So, I’m complaining to my wife about engineers…

…because they have this annoying habit of making stuff that works; unlike, say, English majors who can never quite turn the ingenious ideas in our their heads into some sort of objective reality (I’m saying this to her as I’m pulling our firstborn around on the sled that my wife improvised out of an Amazon.com shipping box and some ribbon*).

So she looks at me and says “Three words.  Tacoma. Narrows. Bridge.”

I wittily go “Huh?”

She says “Get thee hence to Google.”

Concrete shouldn’t do that.

Moe Lane

*As you probably have gathered, my wife is an engineer.

8 thoughts on “So, I’m complaining to my wife about engineers…”

  1. I went to a school where roughly half of the undergraduate population was going into engineering.

    The Tacoma Narrows Bridge got talked about a lot.
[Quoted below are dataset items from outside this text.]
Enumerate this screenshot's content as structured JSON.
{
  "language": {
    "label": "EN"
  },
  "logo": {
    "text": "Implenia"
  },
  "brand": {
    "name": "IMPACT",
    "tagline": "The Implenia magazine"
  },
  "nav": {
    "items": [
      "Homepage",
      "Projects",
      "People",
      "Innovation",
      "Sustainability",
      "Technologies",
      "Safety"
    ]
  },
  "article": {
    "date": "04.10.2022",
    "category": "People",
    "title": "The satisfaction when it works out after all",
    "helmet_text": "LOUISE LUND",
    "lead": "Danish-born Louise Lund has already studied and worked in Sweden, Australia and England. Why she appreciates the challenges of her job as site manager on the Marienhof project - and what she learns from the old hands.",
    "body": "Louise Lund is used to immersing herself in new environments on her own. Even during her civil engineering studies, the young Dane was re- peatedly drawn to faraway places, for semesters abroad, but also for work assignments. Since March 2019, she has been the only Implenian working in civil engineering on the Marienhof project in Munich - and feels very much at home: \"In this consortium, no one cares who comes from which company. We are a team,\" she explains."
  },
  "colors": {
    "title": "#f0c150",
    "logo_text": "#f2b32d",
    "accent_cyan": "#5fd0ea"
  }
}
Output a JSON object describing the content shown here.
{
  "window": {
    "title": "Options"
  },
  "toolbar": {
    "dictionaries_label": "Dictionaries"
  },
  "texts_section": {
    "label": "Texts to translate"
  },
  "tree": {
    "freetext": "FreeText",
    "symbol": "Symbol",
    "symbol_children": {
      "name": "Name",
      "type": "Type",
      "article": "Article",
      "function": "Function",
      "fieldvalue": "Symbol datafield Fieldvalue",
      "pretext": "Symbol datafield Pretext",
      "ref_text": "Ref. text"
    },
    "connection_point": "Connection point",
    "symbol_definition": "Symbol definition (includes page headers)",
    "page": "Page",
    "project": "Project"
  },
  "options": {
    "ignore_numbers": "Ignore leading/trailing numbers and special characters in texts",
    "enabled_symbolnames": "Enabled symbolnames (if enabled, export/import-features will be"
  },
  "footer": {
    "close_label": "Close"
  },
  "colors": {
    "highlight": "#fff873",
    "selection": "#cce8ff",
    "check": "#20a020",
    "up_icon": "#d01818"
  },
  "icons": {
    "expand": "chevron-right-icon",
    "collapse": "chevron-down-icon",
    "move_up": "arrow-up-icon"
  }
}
Of course it didn’t hurt that it was a bit of school lore, as one of the guys who figured it out had been a bigshot at our school, heh.

    Love that video.

  2. I was all ready to rant on Engineers until I read the last line.

    Better you married an Engineer than an Architect.

  3. Tacoma Narrows is an infamous example in engineering circles. I studied software and it still came up.

  4. Heh. I saw this video when I was in elementary school. The lesson stayed with me through all of my physics and engineering classes. You’d think that calculating the harmonic frequencies for a structure being built in an area known for sustained high winds would be obvious. You’d have been dead wrong.